The corollary is that the pool of candidates for leadership deemed competent by Boards of Directors radically favors men, and often men without parental responsibilities. This phenomenon is not confined to the arts, by the way, and is now threatening to return throughout the broader workforce.

“Everything we worked for, that has taken 25 years, could be lost in a year,” said UN Women Deputy Executive Director Anita Bhatia in regard to the generation’s worth of setbacks women are facing due to the pandemic.

There are direct, negative consequences to viewing a child-free workplace or childless status as synonymous with leadership ability and readiness. Any first-year economics student can tell you that these costs don’t simply disappear if mothers are made to bear them on their own. Just because a dance or opera company says they “cannot afford” parental leave or childcare does not mean there isn’t an impact. That impact is felt in both obvious and subtle ways, and particularly in the inevitable mono-culture of upper leadership.

In summary: we can imagine no better way to ensure the artistic and economic stagnation of the arts, post-pandemic, than the continuing systemic denial of creative and leadership opportunities to women, ongoing erasure of their past contributions to the field, a continuing gender pay gap, and overall refusal to acknowledge the overwhelming impact of unequal elder and childcare burdens.

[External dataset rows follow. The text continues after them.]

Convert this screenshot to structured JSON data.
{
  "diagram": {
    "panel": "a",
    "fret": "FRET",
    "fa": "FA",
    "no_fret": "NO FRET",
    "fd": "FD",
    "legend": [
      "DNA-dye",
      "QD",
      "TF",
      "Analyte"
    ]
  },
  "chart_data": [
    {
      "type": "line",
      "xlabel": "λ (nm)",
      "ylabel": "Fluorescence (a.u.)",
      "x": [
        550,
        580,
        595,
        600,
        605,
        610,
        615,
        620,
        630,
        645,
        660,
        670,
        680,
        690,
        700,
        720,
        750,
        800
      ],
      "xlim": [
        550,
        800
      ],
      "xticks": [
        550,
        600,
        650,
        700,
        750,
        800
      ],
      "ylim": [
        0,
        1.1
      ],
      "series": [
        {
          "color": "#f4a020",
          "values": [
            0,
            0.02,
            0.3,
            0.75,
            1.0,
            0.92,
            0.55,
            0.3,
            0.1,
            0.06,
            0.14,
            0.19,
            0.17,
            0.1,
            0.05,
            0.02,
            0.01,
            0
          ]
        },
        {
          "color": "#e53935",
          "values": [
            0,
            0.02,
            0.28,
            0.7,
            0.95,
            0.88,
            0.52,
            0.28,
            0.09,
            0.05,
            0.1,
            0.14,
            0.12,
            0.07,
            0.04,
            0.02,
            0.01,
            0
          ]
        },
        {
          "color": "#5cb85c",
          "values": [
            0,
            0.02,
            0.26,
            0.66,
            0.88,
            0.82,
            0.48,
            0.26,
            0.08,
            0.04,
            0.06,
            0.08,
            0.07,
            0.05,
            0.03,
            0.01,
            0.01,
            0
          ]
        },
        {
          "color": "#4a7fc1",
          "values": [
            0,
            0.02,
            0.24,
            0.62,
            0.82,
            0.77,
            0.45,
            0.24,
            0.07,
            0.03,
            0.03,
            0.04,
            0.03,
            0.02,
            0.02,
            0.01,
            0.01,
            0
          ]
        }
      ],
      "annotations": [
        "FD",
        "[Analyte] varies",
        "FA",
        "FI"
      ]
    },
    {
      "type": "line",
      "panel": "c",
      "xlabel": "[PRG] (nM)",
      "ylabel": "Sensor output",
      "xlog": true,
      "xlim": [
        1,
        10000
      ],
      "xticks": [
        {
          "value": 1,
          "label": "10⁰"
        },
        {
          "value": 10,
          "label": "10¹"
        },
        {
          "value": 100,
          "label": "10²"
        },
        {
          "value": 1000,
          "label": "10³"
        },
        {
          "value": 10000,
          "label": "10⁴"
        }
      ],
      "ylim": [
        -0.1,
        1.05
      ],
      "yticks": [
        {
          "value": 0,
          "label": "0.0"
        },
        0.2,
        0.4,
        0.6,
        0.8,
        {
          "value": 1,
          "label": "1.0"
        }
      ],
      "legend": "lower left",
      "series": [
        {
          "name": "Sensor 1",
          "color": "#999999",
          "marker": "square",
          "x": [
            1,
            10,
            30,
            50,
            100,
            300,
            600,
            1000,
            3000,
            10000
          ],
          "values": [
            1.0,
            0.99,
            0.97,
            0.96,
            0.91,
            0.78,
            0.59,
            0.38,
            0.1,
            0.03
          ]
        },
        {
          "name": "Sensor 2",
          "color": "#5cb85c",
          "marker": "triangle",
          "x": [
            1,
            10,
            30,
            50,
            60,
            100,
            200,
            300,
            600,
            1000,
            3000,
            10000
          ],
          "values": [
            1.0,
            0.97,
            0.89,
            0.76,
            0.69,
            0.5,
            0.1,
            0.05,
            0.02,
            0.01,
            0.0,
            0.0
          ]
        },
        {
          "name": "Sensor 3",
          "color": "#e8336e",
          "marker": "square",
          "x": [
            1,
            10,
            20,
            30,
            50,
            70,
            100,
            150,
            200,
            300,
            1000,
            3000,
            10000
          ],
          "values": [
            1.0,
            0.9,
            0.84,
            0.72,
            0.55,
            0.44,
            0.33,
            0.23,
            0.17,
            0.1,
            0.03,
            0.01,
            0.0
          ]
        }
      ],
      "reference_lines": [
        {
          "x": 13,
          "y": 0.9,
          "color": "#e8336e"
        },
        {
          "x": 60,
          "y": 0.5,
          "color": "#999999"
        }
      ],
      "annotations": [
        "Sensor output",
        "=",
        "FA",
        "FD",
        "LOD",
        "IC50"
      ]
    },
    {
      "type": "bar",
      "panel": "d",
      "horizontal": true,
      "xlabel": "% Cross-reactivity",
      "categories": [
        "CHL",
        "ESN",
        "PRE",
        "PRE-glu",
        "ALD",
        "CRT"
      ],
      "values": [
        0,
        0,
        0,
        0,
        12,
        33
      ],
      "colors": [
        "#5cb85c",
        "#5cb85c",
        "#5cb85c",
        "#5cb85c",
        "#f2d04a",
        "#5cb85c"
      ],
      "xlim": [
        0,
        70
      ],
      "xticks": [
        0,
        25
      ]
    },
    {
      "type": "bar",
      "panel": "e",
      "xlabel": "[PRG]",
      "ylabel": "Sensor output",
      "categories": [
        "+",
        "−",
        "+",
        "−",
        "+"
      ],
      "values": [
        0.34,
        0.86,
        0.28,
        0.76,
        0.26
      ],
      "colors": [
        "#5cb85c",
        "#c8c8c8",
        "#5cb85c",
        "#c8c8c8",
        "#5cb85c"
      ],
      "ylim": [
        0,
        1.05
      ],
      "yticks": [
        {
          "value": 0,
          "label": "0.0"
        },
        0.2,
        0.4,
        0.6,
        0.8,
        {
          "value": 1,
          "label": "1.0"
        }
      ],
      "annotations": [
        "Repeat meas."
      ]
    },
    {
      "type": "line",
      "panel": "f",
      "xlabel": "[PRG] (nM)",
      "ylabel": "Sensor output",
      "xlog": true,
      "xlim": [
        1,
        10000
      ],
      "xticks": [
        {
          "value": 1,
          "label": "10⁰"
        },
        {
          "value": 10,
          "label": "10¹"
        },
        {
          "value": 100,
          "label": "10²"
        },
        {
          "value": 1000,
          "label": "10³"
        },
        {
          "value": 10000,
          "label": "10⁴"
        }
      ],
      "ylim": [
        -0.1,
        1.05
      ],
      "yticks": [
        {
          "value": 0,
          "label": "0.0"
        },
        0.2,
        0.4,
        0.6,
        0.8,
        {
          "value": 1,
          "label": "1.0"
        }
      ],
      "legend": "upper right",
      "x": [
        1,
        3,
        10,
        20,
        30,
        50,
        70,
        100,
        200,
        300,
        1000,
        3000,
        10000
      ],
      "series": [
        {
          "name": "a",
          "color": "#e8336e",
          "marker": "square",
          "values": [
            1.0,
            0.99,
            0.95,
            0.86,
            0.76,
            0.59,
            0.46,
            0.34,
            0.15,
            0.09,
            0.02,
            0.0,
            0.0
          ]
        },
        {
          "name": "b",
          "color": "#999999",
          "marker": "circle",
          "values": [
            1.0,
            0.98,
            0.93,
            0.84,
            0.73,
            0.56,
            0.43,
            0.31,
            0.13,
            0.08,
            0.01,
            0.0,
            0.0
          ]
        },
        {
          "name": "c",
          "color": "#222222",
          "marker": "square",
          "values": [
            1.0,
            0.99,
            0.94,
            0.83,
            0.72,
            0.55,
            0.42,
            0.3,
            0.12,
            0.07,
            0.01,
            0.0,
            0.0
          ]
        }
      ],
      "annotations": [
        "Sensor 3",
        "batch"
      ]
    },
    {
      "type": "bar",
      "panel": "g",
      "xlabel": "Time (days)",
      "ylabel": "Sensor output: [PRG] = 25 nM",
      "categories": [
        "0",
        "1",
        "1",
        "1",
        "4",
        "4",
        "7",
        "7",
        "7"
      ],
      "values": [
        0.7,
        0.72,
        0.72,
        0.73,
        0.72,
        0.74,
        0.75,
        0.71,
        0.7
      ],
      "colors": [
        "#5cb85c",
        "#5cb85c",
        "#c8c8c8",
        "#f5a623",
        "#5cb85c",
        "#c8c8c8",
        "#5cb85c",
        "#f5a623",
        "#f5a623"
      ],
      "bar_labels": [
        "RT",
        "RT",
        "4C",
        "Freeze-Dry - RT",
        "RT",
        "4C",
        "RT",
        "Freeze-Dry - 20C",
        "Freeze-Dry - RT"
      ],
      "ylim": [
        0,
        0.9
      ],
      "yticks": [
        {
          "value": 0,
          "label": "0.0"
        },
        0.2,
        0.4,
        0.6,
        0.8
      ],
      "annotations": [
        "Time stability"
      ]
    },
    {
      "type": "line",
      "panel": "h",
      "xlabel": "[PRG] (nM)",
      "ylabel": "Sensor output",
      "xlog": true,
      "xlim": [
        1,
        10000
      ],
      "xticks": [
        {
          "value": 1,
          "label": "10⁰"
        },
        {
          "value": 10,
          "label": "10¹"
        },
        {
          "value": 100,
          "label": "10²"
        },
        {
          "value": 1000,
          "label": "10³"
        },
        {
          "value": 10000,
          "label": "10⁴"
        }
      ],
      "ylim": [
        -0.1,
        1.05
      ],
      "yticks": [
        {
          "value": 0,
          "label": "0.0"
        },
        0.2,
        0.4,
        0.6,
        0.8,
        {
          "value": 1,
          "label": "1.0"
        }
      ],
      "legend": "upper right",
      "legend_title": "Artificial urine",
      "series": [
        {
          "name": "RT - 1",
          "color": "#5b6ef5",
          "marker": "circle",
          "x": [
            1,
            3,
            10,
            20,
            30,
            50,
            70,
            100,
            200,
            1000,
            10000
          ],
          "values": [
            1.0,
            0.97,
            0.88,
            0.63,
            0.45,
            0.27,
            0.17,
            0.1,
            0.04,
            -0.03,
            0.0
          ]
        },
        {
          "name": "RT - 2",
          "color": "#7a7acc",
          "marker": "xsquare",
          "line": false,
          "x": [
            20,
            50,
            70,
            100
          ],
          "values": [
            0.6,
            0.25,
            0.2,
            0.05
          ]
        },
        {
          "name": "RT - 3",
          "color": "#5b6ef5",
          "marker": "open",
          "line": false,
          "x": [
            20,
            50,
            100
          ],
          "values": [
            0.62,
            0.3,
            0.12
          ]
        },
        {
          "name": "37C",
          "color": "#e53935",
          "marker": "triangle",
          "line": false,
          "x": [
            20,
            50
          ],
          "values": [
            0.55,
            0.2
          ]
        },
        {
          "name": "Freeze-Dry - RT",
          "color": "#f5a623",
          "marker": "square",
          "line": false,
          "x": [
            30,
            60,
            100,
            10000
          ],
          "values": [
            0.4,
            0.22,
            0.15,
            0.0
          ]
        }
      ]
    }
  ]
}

Dance Data Project® offers these recommendations and calls to action for rebuilding and reinventing the arts industry in the U.S. The requests are nothing new, as advocates have backed similar policy reform in the arts for over 50 years, but here are six ideas to revisit as we move forward:

  1. Advocate for federally mandated paid leave by formally attaching your name and/or organization’s name to the FAMILY Act.
  2. Provide paid leave to both parents, with written policies that encourage men to use all of their leave (72% of men who take leave at all in the U.S. return to work within two weeks or less after the birth or adoption of their children).
  3. Recognize that women are overrepresented demographically in the arts; therefore, employee policies should include acknowledgement of working mothers with provision of comfortable and accessible lactation and nursing facilities, scheduled flexibility where possible, and other motherhood-friendly accommodations.
  4. Acknowledge that many female arts workers are at the bottom, least secure tiers, and advance policies that work to close the gig worker salary gap, encourage pay transparency, and promote gender equity among arts leadership.
  5. Include questions related to the unique barriers facing women on arts recovery surveys. For example:

    • accessibility to childcare and/or impact on day care centers closing
    • homeschooling burdens
    • amount of time spent on housework (vs. spouse)
    • elder care responsibilities including visitation, cooking, driving to appointments, or searching for vaccine appointments
  6. Pledge that fellowships, scholarships, artist-in-residence, and commission awards include coverage of childcare costs and stated policy, especially those that call for “seasoned artists” with longer term careers.